Showing posts with label SIADH. Show all posts
Showing posts with label SIADH. Show all posts

Monday, December 9, 2013

I get some great letters, here is one of the best from a woman with SIADH

An e-mail I received last month:

I love your blog.  I have had SIADH for a zillion years.  I only found out what I had when I went with 5 girlfriends to a fancy spa hotel  in Tucson for a mini-vacation/ 4th of July Weekend in 1997 where the heat increased to an uncomfortable 117 degrees.

Healthcare workers in the hotel kept handing out bottles of water at each hotel exercise location with orders to “hydrate, hydrate, hydrate” and I stupidly followed their directions.  I drank myself into a 6 day coma.
The only time that sentence has been used for water, not alcohol.
Very non-traumatic for me. Very traumatic for my family. I woke up on day 6 saying, “I am STARVING!  Will someone go get me a taco?” which was very anxiety-relieving for all of them; they’d been sure I’d wake up cognitively impaired.  I wasn’t.  This “taco” sentence sounded JUST like me.  And I have continued to be not cognitively impaired despite interesting lab numbers.

My dad (who is a physician too) has SIADH as well, though his was diagnosed after mine.  I was mis-diagnosed for 9 years prior to my coma as having a “seizure disorder.”  The excellent care I received when my mental status went to heck in a handbasket was truly life-saving.  I remain a very grateful nephrology patient.  And I really do love your blog.
Thought you should know this.

She wrote back a few days later giving me permission to post her letter:

I am dying (well not literally dying) to start an SIADH group on Facebook.  We are so not connected to one another, and each of our nephrologists only have a handful of patients and of course the doctors can't introduce us to eachother because of HIPAA. 
  • For those of us that have the Syndrome without lung cancer and so on and have to live our lives thirsty
  • and our summers avoiding the sun through our sunroofs (Demeclocycline)
  • and have to, if we're female, find inventive ways to paint our nails to avoid Demeclocycline making our nailbeds ugly colors
  • and have to fear that Otsuka Pharmaceutical will convince the ONE manufacturer who makes Demeclocycline to stop making it and force us into buying Tolvaptan even though they never tested it in 3rd stage human trials on people that weren't already cognitively impaired (I know because I volunteered for every single US trial), 
Well, we NEED each other.  We need tips on nail polish, tips on drinking our fluids out of 1 ounce shot glasses, tips on rolling ice cubes around our mouths during the days our sodium is tanking, and your website is a GREAT place for us to meet up!  

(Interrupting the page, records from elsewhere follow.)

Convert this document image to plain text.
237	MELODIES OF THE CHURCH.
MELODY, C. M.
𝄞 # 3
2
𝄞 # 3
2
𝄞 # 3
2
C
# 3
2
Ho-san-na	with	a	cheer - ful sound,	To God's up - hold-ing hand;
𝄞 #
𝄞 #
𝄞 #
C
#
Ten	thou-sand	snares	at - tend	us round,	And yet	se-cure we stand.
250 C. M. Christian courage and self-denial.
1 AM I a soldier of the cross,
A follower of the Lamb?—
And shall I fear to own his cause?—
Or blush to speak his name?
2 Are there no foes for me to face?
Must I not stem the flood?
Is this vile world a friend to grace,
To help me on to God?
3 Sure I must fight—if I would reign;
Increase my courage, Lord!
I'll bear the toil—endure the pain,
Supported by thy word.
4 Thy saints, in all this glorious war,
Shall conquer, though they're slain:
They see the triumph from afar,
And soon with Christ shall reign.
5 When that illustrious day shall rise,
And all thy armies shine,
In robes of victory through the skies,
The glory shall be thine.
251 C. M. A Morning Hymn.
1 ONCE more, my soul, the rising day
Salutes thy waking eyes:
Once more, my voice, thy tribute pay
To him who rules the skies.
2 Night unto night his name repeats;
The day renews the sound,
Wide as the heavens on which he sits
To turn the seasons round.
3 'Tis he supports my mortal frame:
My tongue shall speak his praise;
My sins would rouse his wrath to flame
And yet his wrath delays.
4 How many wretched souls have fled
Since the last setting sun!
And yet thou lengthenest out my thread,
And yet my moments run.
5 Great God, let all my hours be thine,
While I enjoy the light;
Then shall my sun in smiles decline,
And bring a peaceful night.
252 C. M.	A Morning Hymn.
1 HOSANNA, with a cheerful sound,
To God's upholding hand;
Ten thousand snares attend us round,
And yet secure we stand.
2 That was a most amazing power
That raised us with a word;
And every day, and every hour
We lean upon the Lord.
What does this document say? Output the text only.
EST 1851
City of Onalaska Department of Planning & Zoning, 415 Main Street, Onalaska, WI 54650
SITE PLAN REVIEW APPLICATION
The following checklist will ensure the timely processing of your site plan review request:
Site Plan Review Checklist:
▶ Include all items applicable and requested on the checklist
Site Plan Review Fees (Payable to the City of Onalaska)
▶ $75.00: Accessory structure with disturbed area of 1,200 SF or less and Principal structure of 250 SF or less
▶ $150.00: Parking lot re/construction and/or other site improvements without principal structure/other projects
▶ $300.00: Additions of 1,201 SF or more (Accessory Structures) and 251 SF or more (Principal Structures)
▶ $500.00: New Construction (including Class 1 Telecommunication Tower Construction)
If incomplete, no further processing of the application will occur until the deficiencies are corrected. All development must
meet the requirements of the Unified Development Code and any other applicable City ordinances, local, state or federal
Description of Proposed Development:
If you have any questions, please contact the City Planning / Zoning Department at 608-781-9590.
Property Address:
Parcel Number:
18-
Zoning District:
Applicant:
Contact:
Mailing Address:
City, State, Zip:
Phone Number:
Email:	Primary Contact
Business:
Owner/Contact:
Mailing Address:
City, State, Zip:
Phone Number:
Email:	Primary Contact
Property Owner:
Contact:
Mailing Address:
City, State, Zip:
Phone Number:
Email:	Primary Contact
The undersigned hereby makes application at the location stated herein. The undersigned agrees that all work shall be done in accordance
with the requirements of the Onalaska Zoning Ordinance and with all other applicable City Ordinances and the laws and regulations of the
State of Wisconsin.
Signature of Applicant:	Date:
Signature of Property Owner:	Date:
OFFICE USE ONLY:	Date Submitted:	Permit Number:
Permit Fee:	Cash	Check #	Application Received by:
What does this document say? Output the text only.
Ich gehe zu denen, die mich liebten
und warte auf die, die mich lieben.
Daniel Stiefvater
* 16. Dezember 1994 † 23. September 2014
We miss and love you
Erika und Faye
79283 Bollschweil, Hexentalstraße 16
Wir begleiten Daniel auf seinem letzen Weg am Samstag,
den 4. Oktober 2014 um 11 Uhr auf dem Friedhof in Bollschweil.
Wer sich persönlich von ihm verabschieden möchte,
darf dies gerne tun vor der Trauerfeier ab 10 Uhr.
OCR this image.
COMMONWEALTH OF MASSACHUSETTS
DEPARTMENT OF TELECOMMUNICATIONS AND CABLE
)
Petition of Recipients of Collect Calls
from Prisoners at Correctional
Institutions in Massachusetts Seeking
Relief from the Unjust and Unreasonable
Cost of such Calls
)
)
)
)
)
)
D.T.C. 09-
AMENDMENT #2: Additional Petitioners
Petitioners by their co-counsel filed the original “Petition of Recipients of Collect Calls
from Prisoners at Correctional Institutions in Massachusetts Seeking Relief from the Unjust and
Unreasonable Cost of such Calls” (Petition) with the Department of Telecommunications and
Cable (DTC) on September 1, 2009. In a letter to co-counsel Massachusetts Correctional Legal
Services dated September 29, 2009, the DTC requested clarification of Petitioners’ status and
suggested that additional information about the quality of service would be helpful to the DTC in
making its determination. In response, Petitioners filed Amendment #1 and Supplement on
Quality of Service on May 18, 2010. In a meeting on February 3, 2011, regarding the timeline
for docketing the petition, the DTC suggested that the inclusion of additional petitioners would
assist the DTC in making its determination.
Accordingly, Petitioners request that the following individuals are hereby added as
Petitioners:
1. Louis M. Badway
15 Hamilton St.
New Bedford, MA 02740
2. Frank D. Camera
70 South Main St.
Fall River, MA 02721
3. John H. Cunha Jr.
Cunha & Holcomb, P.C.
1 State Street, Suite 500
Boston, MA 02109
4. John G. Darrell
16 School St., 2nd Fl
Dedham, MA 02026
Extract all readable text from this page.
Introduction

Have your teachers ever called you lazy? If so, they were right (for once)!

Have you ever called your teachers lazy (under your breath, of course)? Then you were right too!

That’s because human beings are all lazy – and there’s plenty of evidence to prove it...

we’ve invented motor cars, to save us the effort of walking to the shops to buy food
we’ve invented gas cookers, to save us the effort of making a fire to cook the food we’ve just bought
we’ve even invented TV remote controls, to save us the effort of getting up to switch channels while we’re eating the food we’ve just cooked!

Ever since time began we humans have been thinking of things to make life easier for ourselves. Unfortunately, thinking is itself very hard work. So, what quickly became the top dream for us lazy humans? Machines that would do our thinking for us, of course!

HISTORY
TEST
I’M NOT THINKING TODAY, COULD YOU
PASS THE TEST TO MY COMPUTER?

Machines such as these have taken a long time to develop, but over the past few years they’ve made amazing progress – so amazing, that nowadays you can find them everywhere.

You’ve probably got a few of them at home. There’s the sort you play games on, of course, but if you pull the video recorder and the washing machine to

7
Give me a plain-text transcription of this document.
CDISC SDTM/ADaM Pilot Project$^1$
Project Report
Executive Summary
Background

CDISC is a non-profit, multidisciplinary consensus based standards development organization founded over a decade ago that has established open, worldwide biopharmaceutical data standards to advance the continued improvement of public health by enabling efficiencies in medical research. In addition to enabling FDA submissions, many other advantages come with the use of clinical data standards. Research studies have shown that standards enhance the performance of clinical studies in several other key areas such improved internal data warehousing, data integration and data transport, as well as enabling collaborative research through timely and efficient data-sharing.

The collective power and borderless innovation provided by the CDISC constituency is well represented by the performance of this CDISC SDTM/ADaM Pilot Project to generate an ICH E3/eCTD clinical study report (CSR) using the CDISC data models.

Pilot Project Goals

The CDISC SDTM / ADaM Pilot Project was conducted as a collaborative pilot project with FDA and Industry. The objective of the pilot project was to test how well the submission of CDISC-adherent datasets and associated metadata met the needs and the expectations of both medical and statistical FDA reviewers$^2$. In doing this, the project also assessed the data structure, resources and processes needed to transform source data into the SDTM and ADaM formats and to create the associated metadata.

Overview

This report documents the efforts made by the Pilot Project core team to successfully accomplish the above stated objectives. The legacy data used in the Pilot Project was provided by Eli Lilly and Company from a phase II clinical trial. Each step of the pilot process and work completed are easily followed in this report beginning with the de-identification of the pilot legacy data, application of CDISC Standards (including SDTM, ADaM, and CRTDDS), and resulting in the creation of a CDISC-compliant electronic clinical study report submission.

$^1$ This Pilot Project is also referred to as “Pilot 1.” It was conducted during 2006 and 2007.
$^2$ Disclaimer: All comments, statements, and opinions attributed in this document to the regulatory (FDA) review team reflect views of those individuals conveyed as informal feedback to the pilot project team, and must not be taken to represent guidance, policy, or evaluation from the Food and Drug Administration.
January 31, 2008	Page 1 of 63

You have my non-dying thanks and permission to reprint/repost any or all of my statements!


Sunday, May 22, 2011

It's summer, make sure to warn all of your SIADH patients about sun sensitivity

This came into my office on Friday.
Demeclocycline induced sun-sensitivity

Demeclocycline is minimally effective for SIADH and has a bad side-effect profile to boot. This patient has heart failure in addition to idiopathic SIADH. So salt tablets are poorly tolerated, and he needs chronic loop diuretics to stay out of the hospital. This makes managing his water metabolism pretty tricky. The only reason I use demeclocycline as opposed to the highly-effective and safer tolvaptan is cost. Tolvaptan is $300/day wholesale, and not one of my patients has been able to get it covered by insurance.
From the University of Utah New Drug Bulletin
Way to price that drug Otsuka, such that even well insured patients can't use it. I'll never understand drug pricing.

Wednesday, April 13, 2011

Patient list

Yesterday:

  • My first patient had SIADH and a sodium of 125
  • My last patient had nephrogenic diabetes insipidus and a sodium of 150
The statistician in me, looked at the patient list and concluded, normal sodium.

Friday, December 4, 2009

Fellow talk on sodium

I was scheduled to give a talk on disorders of sodium and water to the fellows yesterday. We have a particularly clever cohort of fellows this year and I really couldn't give them a warmed over version of my resident and student sodium lecture so I put together this talk which looks five different issues with hyponatremia and some data regarding them:

  1. mannitol induced pseudohyponatremia
  2. TURP syndrome
  3. uremia and propensity for myelinolysis
  4. exercise induced hyponatemia
  5. differentiation of salt delpetion from SIADH with FENa, FEUrea and FE Uric acid with a couple of slides on treating SIADH with saline

Remember, downloading the native Keynote file will give you animations and a better  looking experience.